8. **Decommission the `mgmt.msbls.de` Traefik label / DNS entry** on Dokploy. Optional final step — leaving the redirect live forever is also fine.
---
## §5 What stays in m/msbls.de
The public face of msbls.de:
- `/` — services + slop CTA homepage (`+page.svelte` at root)
- `/impressum` — required legal
- `/slop` — slop CTA landing
- `/[code]` — Shlink-style short-URL fallback (`+server.ts`)

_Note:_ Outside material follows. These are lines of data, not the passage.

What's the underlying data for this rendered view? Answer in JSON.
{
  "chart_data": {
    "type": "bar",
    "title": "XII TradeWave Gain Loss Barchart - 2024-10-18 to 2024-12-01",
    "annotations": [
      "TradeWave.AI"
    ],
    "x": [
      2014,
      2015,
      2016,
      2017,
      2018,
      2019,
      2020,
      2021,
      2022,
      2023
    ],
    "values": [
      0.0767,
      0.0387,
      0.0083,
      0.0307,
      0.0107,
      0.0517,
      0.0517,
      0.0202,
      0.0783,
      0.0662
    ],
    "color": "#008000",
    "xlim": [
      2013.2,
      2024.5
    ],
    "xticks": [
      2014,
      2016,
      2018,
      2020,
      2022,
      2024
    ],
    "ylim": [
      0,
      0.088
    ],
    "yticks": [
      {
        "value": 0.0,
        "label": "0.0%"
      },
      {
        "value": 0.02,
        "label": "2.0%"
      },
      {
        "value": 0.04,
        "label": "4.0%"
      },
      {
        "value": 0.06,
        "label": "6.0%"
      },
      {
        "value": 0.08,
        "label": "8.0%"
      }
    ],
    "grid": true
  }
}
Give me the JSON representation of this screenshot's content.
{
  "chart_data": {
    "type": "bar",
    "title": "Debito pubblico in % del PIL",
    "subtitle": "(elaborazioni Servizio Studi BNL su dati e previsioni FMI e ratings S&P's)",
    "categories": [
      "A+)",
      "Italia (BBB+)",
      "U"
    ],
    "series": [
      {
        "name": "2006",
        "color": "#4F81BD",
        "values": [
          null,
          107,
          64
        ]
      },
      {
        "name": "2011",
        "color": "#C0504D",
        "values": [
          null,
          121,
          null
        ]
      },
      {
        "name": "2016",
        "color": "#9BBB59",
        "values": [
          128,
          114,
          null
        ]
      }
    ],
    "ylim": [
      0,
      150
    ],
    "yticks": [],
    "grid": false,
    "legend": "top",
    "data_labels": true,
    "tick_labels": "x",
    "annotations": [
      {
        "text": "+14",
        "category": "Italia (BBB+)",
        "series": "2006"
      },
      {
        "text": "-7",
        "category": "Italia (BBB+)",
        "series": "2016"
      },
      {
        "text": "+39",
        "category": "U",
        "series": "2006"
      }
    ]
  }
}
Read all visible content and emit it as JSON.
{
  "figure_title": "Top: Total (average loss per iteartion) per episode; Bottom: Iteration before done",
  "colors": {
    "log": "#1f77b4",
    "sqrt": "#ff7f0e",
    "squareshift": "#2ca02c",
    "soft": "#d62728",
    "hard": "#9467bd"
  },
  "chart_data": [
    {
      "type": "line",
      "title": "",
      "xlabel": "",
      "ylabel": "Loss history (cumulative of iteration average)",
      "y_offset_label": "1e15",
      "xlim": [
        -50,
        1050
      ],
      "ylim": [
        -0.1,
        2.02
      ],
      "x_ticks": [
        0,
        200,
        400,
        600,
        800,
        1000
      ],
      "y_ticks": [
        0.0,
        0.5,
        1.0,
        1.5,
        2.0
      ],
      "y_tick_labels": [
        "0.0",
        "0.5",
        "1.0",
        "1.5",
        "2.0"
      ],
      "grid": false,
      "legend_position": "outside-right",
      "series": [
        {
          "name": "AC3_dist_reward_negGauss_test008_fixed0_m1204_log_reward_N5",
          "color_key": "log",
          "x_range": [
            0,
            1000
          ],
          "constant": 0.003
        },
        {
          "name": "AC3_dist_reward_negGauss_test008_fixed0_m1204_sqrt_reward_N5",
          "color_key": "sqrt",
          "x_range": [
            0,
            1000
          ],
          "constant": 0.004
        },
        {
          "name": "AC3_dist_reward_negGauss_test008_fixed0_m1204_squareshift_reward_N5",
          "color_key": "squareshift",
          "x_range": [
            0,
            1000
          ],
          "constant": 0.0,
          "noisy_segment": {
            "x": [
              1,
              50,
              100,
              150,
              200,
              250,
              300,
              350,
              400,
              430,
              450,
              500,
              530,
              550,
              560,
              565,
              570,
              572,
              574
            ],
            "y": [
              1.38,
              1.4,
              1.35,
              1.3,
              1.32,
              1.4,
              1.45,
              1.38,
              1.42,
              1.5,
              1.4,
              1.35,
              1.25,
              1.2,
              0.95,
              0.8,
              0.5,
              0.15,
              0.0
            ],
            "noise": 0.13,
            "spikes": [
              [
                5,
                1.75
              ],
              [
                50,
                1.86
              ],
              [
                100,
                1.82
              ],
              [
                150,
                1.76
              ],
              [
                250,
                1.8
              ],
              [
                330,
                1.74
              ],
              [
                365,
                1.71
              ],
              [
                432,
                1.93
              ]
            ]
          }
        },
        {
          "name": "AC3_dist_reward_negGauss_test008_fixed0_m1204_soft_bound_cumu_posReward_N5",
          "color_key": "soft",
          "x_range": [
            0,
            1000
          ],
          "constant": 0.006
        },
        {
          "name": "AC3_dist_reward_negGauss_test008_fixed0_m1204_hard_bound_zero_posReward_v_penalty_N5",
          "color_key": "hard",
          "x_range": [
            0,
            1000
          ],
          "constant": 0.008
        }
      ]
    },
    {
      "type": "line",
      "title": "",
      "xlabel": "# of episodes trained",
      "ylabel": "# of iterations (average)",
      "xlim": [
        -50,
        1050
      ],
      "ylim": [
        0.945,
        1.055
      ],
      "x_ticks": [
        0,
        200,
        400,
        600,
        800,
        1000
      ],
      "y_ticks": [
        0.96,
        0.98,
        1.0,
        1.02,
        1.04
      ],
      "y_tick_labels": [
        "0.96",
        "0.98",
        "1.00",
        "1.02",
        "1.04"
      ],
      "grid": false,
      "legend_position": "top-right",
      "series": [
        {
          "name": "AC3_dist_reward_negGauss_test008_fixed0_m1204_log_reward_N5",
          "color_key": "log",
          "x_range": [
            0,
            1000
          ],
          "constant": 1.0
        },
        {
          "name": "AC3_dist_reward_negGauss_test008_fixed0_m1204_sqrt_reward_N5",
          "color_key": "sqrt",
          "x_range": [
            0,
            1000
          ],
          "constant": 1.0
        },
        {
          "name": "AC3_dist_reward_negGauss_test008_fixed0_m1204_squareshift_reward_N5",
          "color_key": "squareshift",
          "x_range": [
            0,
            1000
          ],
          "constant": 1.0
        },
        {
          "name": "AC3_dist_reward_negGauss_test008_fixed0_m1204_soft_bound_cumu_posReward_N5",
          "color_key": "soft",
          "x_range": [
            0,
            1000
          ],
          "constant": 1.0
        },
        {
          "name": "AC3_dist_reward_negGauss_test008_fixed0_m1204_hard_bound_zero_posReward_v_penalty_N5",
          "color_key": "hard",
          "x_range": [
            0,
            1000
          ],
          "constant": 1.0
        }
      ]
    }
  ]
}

- The whole `src/lib/components/` set + styles (Hero, CardGrid, etc.)
What can go: every `src/routes/mgmt/` file, every `src/lib/server/` file (only used by mgmt), the cockpit-aware reroute hook, `src/lib/host-routing.{ts,test.ts}` if no other host-routing is needed. The Dockerfile's mBrian submodule clone step is mgmt-only and can be removed.
---
## §6 Risks
### Bookmark / history breakage — LOW
- Redirects in §4 step 3 cover the common URLs. Worst case: m has a bookmark to a deep `/mgmt/self?v=quarter`-style URL and hits the catch-all redirect to `/dashboard`. Acceptable.
### Other repos linking to `/mgmt/*` — VERIFIED ZERO
- Grep across `~/dev/` for the strings `mgmt.msbls.de`, `/mgmt/self`, `/mgmt/login` found:
- `m/msbls.de` itself (expected — the routes + their tests).
- `projax/deploy/dokploy.yaml` — one stale comment about "federated with mgmt.msbls.de" cookies. Not a runtime dependency; safe to update at teardown time or leave as historical breadcrumb.
- No other repo references mgmt. No cross-repo runtime coupling exists.
### External systems hitting mgmt API — NONE
- mgmt has no `/api/*` routes. No webhook receivers, no cron entry points, nothing external can hit it. Pure browser-only surface.
### Cookie-scope semantics change — LOW
- mgmt's cookies are `Domain=.msbls.de`. After teardown, the only cookies on `*.msbls.de` will be projax's (host-scoped) and whatever flexsiebels uses (different domain). The cross-subdomain `Domain=.msbls.de` cookie pair becomes effectively orphaned — browsers will keep them until expiry but no server reads them. Optional cleanup: set them to `Max-Age=0` on first projax response. Not worth the code.
### Loss of the Work-Cockpit Slice 45 design — INTENTIONAL
- The mWorkRepo + mBrian topic surfacing was the design's strategic value-add. It never shipped. By tearing down mgmt we explicitly accept that this surface won't be built on msbls.de. If m later wants it, it lives more naturally on projax (with a Gitea-content reader) or on a future Otto-PWA consumer.
### Single-user assumption — UNCHANGED
- mgmt assumed single-user owner-mode. projax has the same assumption. Teardown does not introduce new multi-user surface area.
---
## Summary numbers (for the report)
- **mgmt features audited: 4 routes + auth shell + 4 server libs** (caldav, supabase, mbrian, auth).
- **Already covered by projax: 3** — login, auth guard, CalDAV VTODO reading.
- **Gaps blocking teardown: 1 small (VEVENTs on dashboard) + 0 mandatory.** Two further "gaps" (mWorkRepo cards, mBrian topic cards) are park-forever recommendations — mgmt never shipped them either.
**Recommendation:** Ship Gap 1 (small) → wait one week → set up redirects → wait one week → remove mgmt. Two phases of projax work + two waiting weeks = ~14 days end to end. Could be compressed to ~3 days if m skips the waiting weeks; risk is bookmark breakage in his own browser history, which he can self-mitigate.